L’un des lieutenants du chef islamiste Radwan Masmoudi, fondateur du Centre pour l’étude de l’islam et de la démocratie qu’il préside depuis 1999, a, dans un post Facebook, souligné la réussite de la visite de Rached Ghannouchi à Doha. Pour appuyer ses dires, il a parlé d’un financement de 2 milliards de dollars que l’émirat aurait accepté d’accorder à la Tunisie. On remarquera que ce montant est faramineux et coïncide, curieusement, avec la moitié de celui que la Tunisie espère obtenir, sur trois ans, dans le cadre d’un nouvel accord de financement avec le FMI. Mais il faut faire preuve d’une grande naïveté d’esprit et d’une ignorance crasse des arcanes de la finance internationale pour croire à une telle baliverne. Car, non seulement les Qataris ne débourseront pas une pareille somme pour dépanner la Tunisie, mais même s’ils ont envie de le faire pour des raisons qu’il va falloir chercher à comprendre, ils n’en discuteraient sans doute pas avec Rached Ghannouchi, fut-il le président de l’Assemblée, mais avec le chef du gouvernement ou, tout au moins, le ministre des Finances, et ne prendraient un pareil engagement qu’après de longues réunions techniques entre les responsables des deux pays.
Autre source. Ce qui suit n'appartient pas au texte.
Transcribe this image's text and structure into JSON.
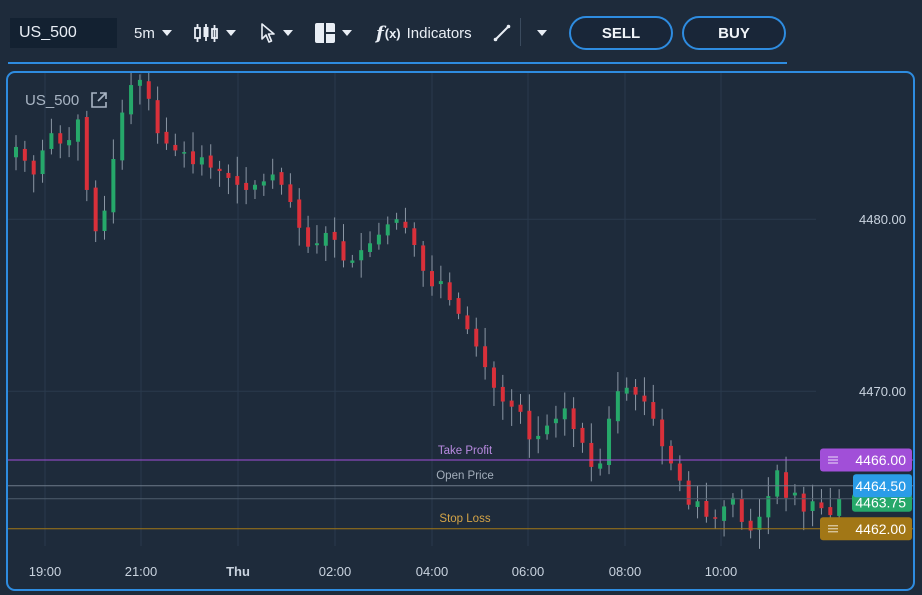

M. Masmoudi, qui a supprimé son post (voir ci-dessus) devrait réfléchir par deux fois avant d’avancer de pareilles inepties, à moins qu’il ne cherche à se payer la tête des Tunisiens, comme le font souvent les islamistes en multipliant les mensonges et des désinformations.
Doha n’a pas déroulé le tapis rouge à Ghannouchi
Dans son post supprimé, M. Masmoudi ne parle pas seulement d’un financement de 2 milliards de dollars : à l’en croire, le président d’Ennahdha a rapporté aussi dans ses valises, tenez-vous bien !, «l’engagement du Qatar à acheter 2 millions de vaccins anti-Covid pour la Tunisie, à payer la seconde tranche de la prime de publicité au profit du Club africain, à doubler le nombre de travailleurs tunisiens au Qatar et à organiser une conférence sur l’investissement en Tunisie» (sic !)
À ce que l’on sache, le père Noël n’est pas qatari et la générosité de l’émirat a des limites. On aurait aimé croire M. Masmoudi et les autres sbires de Ghannouchi (Maher Madhioub, Noureddine Bhiri, Rafik Abdessalem Bouchlaka, Mohamed Goumani…) mais on n’est pas prêts à avaler la pilule du succès de sa visite à Doha, d’autant que le président d’Ennahdha n’a pas eu droit, comme par le passé, au tapis rouge et n’a été reçu par aucun responsable qatari, d’autant aussi que sa visite a coïncidé avec le grand scandale financier impliquant le super ministre des Finances, Ali Cherif Al-Emadi, arrêté pour abus de pouvoir et détournement de fonds publics.
Lors de cette visite, comme nous l’avions écrit dans un précédent article, Rached Ghannouchi a surtout cherché, auprès de ses hôtes, des assurances qu’ils ne lâcheront pas leurs alliés et obligés d’Ennahdha comme l’a récemment fait, sans état d’âme, le président turc Recep Tayyip Erdogan, en chassant les dirigeants des Frères musulmans de son pays et en renouant avec l’Egypte et l’Arabie saoudite, les plus redoutables ennemis de ce mouvement. Il n’est pas sûr que le chef des islamistes Tunisiens soit rentré à Tunis un tant soit peu rassuré, car le Qatar est lui aussi en train de revoir ses politiques régionales et de lorgner Riyad et Le Caire. Si les pourparlers actuels entre l’Egypte et la Turquie aboutissent à une reprise des relations diplomatiques entre les deux pays, on peut être sûr que Doha ne tardera pas à emboîter le pas à Ankara.